Meda ingat matahari terbit terakhir yang dia nikmati di luar kedutaan.
Dia telah terbangun lebih awal untuk menghadiri pertemuan dengan pemimpin oposisi Maria Corina Machado untuk membahas peningkatan penganiayaan pemerintah Venezuela – dan memutuskan siapa yang akan mewakili koalisi dalam pemilihan presiden yang akan datang.
Pemerintah sudah melarang Machado berlari, meskipun ada kemenangan besar di utama oposisi.
Kemudian, berita tiba yang mengubah segalanya. Jaksa Agung Venezuela Tarek William Saab telah muncul di televisi untuk mengumumkan surat perintah penangkapan untuk serangkaian anggota oposisi – dan nama Meda ada dalam daftar.
“Kami harus berlari, bersembunyi dan berlindung. Itu adalah situasi yang brutal,” kata Meda, yang merupakan manajer kampanye Machado selama pemilihan. Dia berbicara dengan Al Jazeera melalui korespondensi tertulis yang dikirim secara elektronik.
“Aku tidak akan pernah lupa panggilan itu kepada suamiku untuk memberinya berita,” tambahnya.
Dua rekannya sudah ditahan hari itu. Dalam sebuah video viral, Dignora Hernandez, sekretaris politik oposisi, dapat terlihat berteriak minta tolong ketika agen membundelnya ke dalam kendaraan perak.
Meda dan yang lainnya harus bertindak cepat. Di masa lalu, anggota oposisi telah mencari perlindungan di dalam batas -batas kedutaan, mengambil keuntungan dari perjanjian internasional – Konvensi Caracas 1954 – yang memungkinkan misi diplomatik di Amerika Latin untuk memberikan suaka kepada individu yang menghadapi penganiayaan politik.
Selain itu, Konvensi Wina tentang Hubungan Diplomatik mencegah otoritas negara tuan rumah memasuki lokasi tanpa izin sebelumnya.
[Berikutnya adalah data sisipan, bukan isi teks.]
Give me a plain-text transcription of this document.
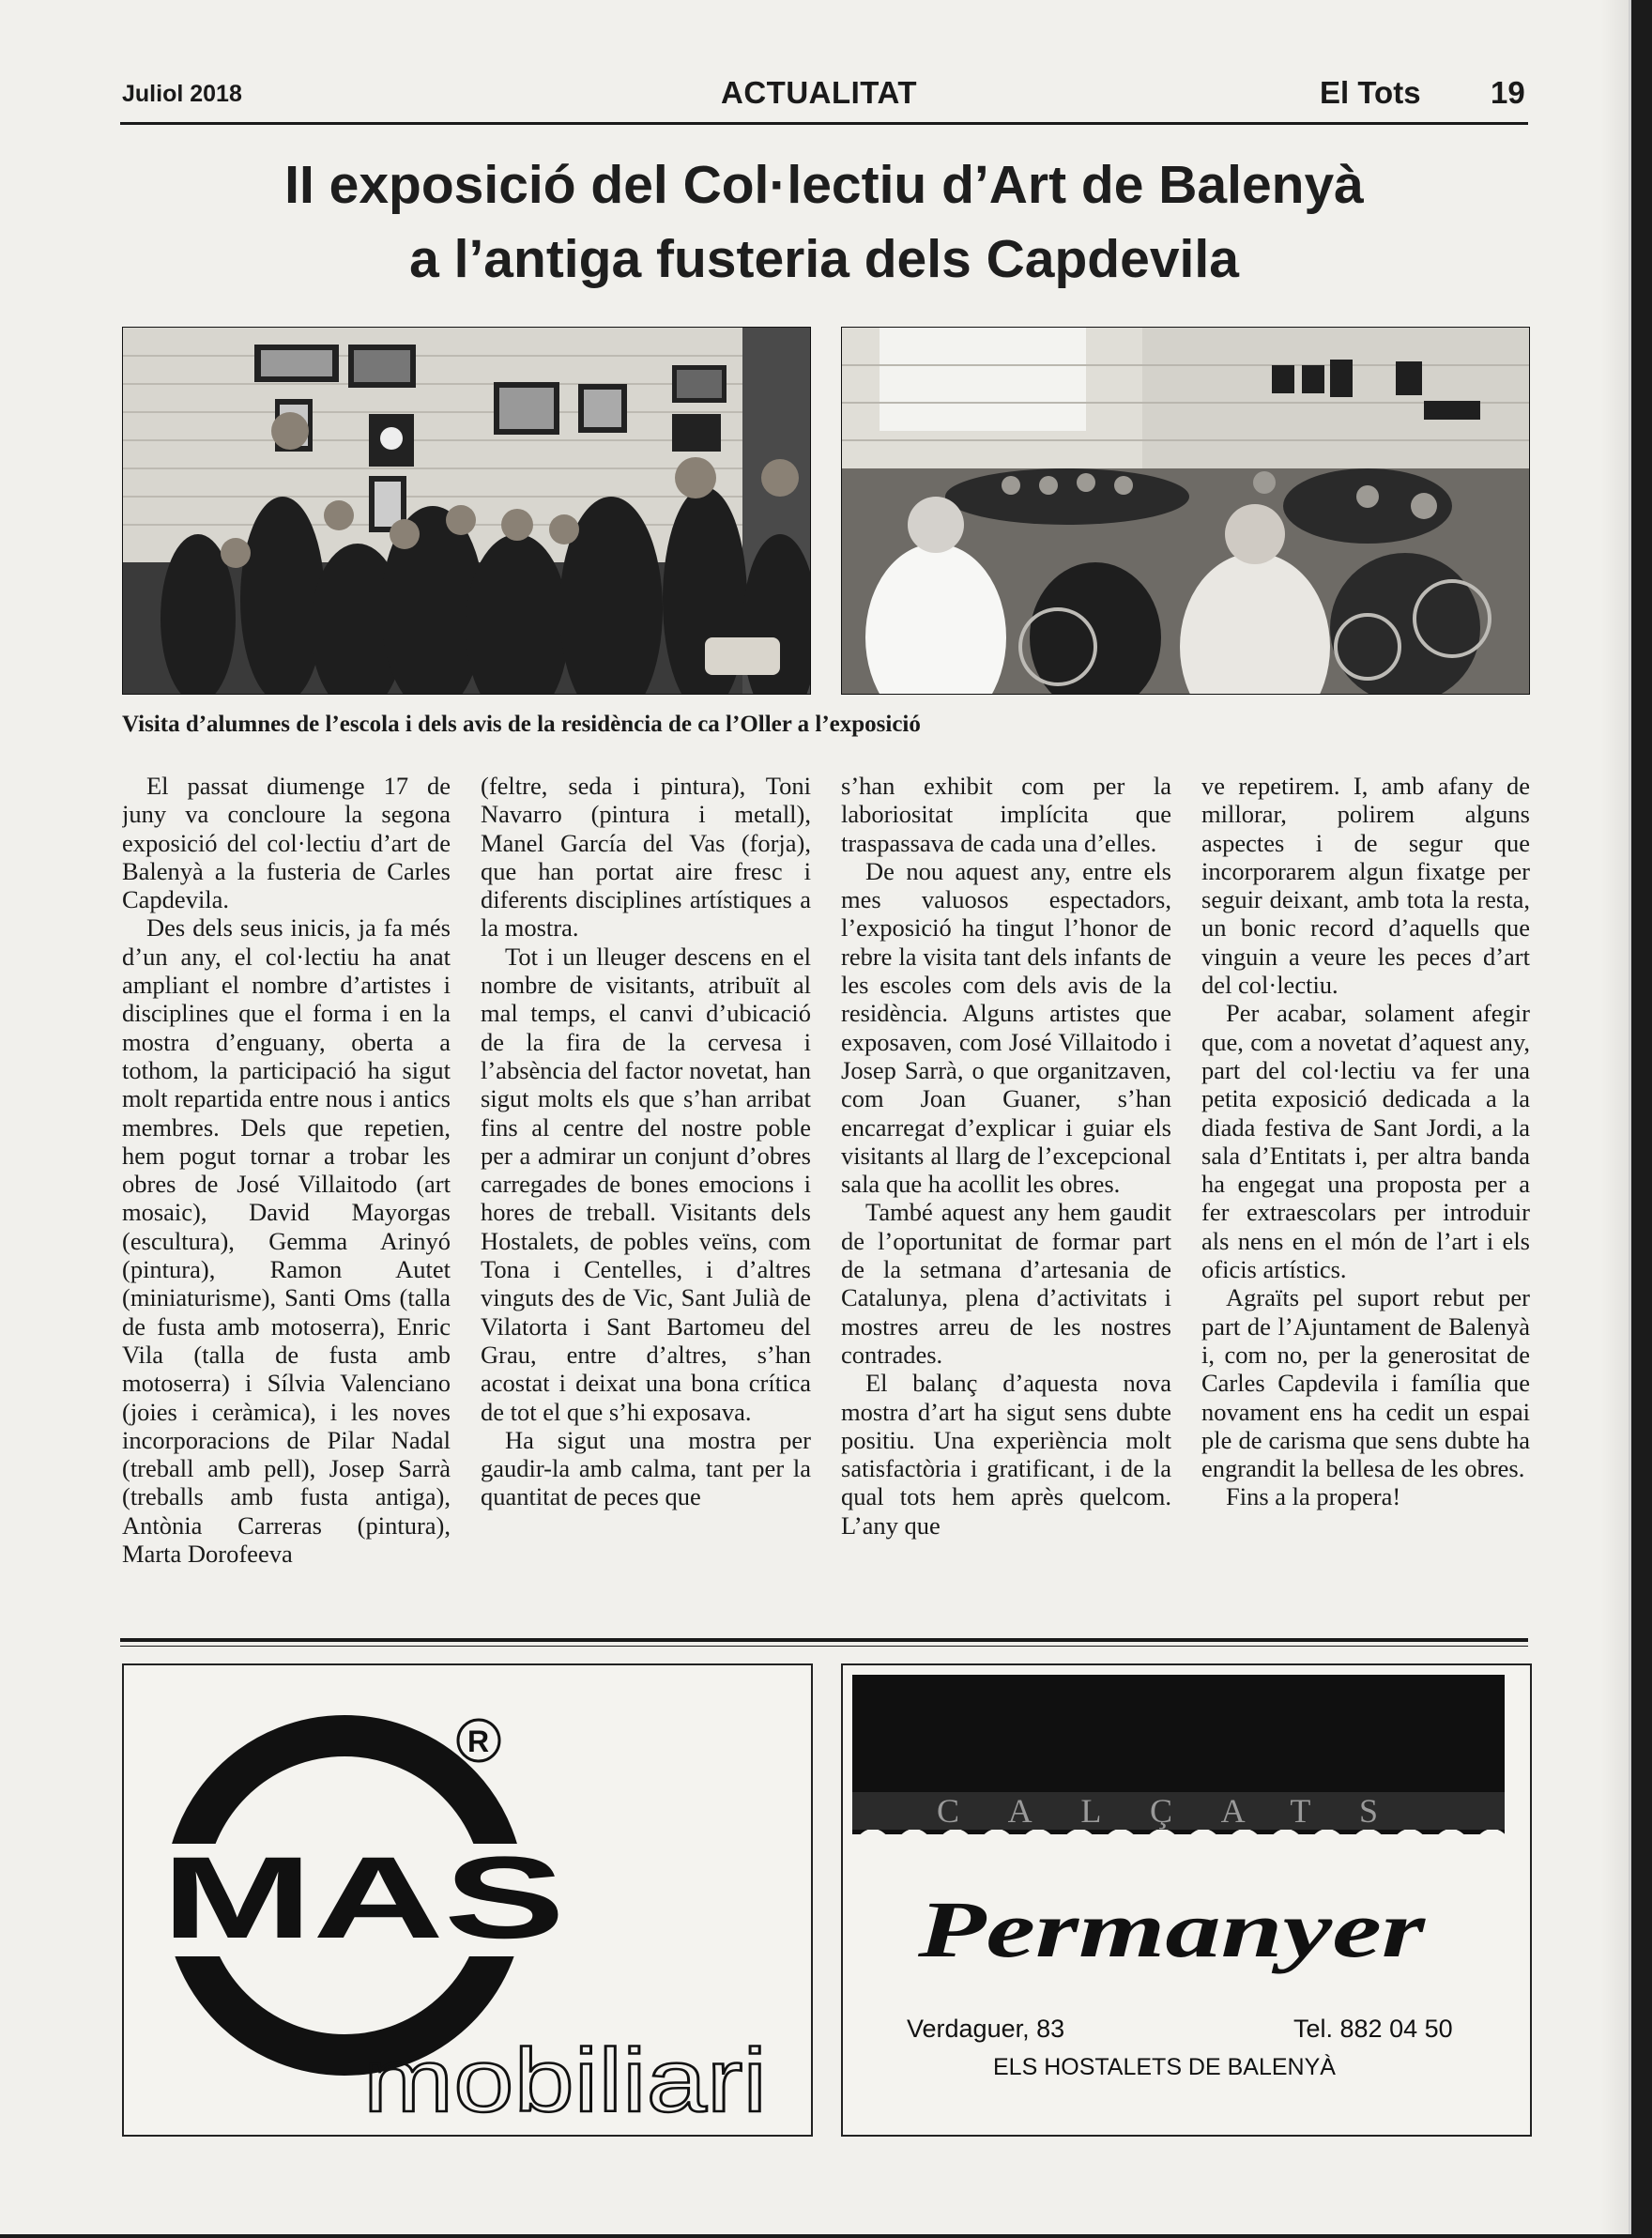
Juliol 2018	ACTUALITAT	El Tots 19
II exposició del Col·lectiu d’Art de Balenyà
a l’antiga fusteria dels Capdevila
Visita d’alumnes de l’escola i dels avis de la residència de ca l’Oller a l’exposició

El passat diumenge 17 de juny va concloure la segona exposició del col·lectiu d’art de Balenyà a la fusteria de Carles Capdevila.

Des dels seus inicis, ja fa més d’un any, el col·lectiu ha anat ampliant el nombre d’artistes i disciplines que el forma i en la mostra d’enguany, oberta a tothom, la participació ha sigut molt repartida entre nous i antics membres. Dels que repetien, hem pogut tornar a trobar les obres de José Villaitodo (art mosaic), David Mayorgas (escultura), Gemma Arinyó (pintura), Ramon Autet (miniaturisme), Santi Oms (talla de fusta amb motoserra), Enric Vila (talla de fusta amb motoserra) i Sílvia Valenciano (joies i ceràmica), i les noves incorporacions de Pilar Nadal (treball amb pell), Josep Sarrà (treballs amb fusta antiga), Antònia Carreras (pintura), Marta Dorofeeva

(feltre, seda i pintura), Toni Navarro (pintura i metall), Manel García del Vas (forja), que han portat aire fresc i diferents disciplines artístiques a la mostra.

Tot i un lleuger descens en el nombre de visitants, atribuït al mal temps, el canvi d’ubicació de la fira de la cervesa i l’absència del factor novetat, han sigut molts els que s’han arribat fins al centre del nostre poble per a admirar un conjunt d’obres carregades de bones emocions i hores de treball. Visitants dels Hostalets, de pobles veïns, com Tona i Centelles, i d’altres vinguts des de Vic, Sant Julià de Vilatorta i Sant Bartomeu del Grau, entre d’altres, s’han acostat i deixat una bona crítica de tot el que s’hi exposava.

Ha sigut una mostra per gaudir-la amb calma, tant per la quantitat de peces que

s’han exhibit com per la laboriositat implícita que traspassava de cada una d’elles.

De nou aquest any, entre els mes valuosos espectadors, l’exposició ha tingut l’honor de rebre la visita tant dels infants de les escoles com dels avis de la residència. Alguns artistes que exposaven, com José Villaitodo i Josep Sarrà, o que organitzaven, com Joan Guaner, s’han encarregat d’explicar i guiar els visitants al llarg de l’excepcional sala que ha acollit les obres.

També aquest any hem gaudit de l’oportunitat de formar part de la setmana d’artesania de Catalunya, plena d’activitats i mostres arreu de les nostres contrades.

El balanç d’aquesta nova mostra d’art ha sigut sens dubte positiu. Una experiència molt satisfactòria i gratificant, i de la qual tots hem après quelcom. L’any que

ve repetirem. I, amb afany de millorar, polirem alguns aspectes i de segur que incorporarem algun fixatge per seguir deixant, amb tota la resta, un bonic record d’aquells que vinguin a veure les peces d’art del col·lectiu.

Per acabar, solament afegir que, com a novetat d’aquest any, part del col·lectiu va fer una petita exposició dedicada a la diada festiva de Sant Jordi, a la sala d’Entitats i, per altra banda ha engegat una proposta per a fer extraescolars per introduir als nens en el món de l’art i els oficis artístics.

Agraïts pel suport rebut per part de l’Ajuntament de Balenyà i, com no, per la generositat de Carles Capdevila i família que novament ens ha cedit un espai ple de carisma que sens dubte ha engrandit la bellesa de les obres.

Fins a la propera!

MAS
R
mobiliari
CALÇATS
Permanyer
Verdaguer, 83	Tel. 882 04 50
ELS HOSTALETS DE BALENYÀ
Dalam kasus Meda, akan menjadi kedutaan Argentina yang akan memberikan perlindungan penting. Pemerintahnya telah lama mengkritik pelanggaran hak asasi manusia di bawah presiden Venezuela Nicolas Maduro, dan menawarkan Meda dan lima suaka lainnya di kediaman kedutaan.
Pada awalnya, Meda dan rekan -rekannya tidak hanya menemukan keselamatan fisik di dalam dinding kedutaan tetapi juga ruang untuk melanjutkan pekerjaan mereka pada kampanye presiden sebelum pemilihan 2024.
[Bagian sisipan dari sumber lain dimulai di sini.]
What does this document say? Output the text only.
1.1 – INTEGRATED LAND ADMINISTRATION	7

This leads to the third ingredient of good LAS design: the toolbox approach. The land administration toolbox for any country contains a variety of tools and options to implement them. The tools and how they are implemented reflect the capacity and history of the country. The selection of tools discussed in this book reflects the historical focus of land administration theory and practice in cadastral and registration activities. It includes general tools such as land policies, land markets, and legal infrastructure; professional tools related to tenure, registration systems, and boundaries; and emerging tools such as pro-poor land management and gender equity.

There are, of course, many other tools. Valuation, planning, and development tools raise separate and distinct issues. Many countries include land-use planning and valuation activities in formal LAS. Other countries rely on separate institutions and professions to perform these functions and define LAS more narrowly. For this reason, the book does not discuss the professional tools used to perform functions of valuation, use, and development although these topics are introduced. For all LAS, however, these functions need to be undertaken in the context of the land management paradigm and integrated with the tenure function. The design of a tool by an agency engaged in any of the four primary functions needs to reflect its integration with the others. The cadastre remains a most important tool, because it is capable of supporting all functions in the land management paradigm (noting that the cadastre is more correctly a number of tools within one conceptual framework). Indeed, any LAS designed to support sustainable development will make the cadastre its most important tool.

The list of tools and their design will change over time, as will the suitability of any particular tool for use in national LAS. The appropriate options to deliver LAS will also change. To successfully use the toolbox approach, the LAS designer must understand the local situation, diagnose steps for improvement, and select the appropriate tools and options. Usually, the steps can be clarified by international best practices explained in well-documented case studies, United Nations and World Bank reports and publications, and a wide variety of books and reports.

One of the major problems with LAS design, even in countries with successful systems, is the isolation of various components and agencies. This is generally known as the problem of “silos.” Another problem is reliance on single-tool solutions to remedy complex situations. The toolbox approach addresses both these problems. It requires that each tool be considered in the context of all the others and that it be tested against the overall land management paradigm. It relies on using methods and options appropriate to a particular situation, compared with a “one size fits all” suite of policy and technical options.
Namun setahun kemudian, situasi kelompok menjadi lebih berbahaya – dan Maduro masih berkuasa.
Setelah pemungutan suara 28 Juli, Maduro mengklaim Victory, meskipun diterbitkan tuntutan pemungutan suara yang menunjukkan dia dikalahkan oleh kandidat oposisi, Edmundo Gonzalez.
Pada bulan Desember, Komite Hak Asasi Manusia PBB membuka penyelidikan untuk menganalisis bukti bahwa pemungutan suara dicurangi. Itu memerintahkan pemerintah Maduro untuk menahan diri dari menghancurkan penghitungan pemilihan apa pun saat penyelidikan sedang berlangsung.
Setelah Argentina menolak untuk mengenali kemenangan pemilihan Maduro yang diperebutkan, para diplomatnya diusir. Argentina mentransfer kendali atas kedutaan ke Brasil, tetapi para diplomat negara itu tidak dapat memasuki tempat tersebut, diblokir oleh otoritas setempat.

Hari ini, lima anggota oposisi tetap sendirian di dalam kedutaan yang kosong.
Intelijen dan angkatan bersenjata Venezuela ditempatkan di jalan di luar. Pejabat keamanan telah menyita rumah -rumah di dekatnya, dan orang -orang di dalam kedutaan mengatakan perusahaan listrik negara datang untuk mengambil sekering dari kotak listrik, meninggalkan mereka hanya dengan generator untuk listrik.
Kelompok -kelompok hak asasi manusia telah mengutuk Venezuela karena melanggar peraturan internasional tentang suaka, termasuk hak untuk berlalunya aman.
Carolina Jimenez Sandoval, presiden Kantor Washington di Amerika Latin, sebuah kelompok advokasi yang berbasis di Amerika Serikat, menggambarkan situasi sebagai “pengepungan”.
“Salah satu tujuan adalah untuk menghancurkan mereka secara psikologis – untuk membuat mereka merasa bahwa lebih baik bagi mereka untuk meninggalkan kedutaan dan kemudian membiarkan pasukan keamanan Venezuela menahan mereka,” Jimenez menjelaskan.
“Dengan menjaga bangunan atau misi diplomatik di bawah pengepungan terus -menerus dan memotong listrik dan air, pemerintah Venezuela menunjukkan betapa bersedianya melanggar aturan internasional untuk mencapai tujuannya sendiri.”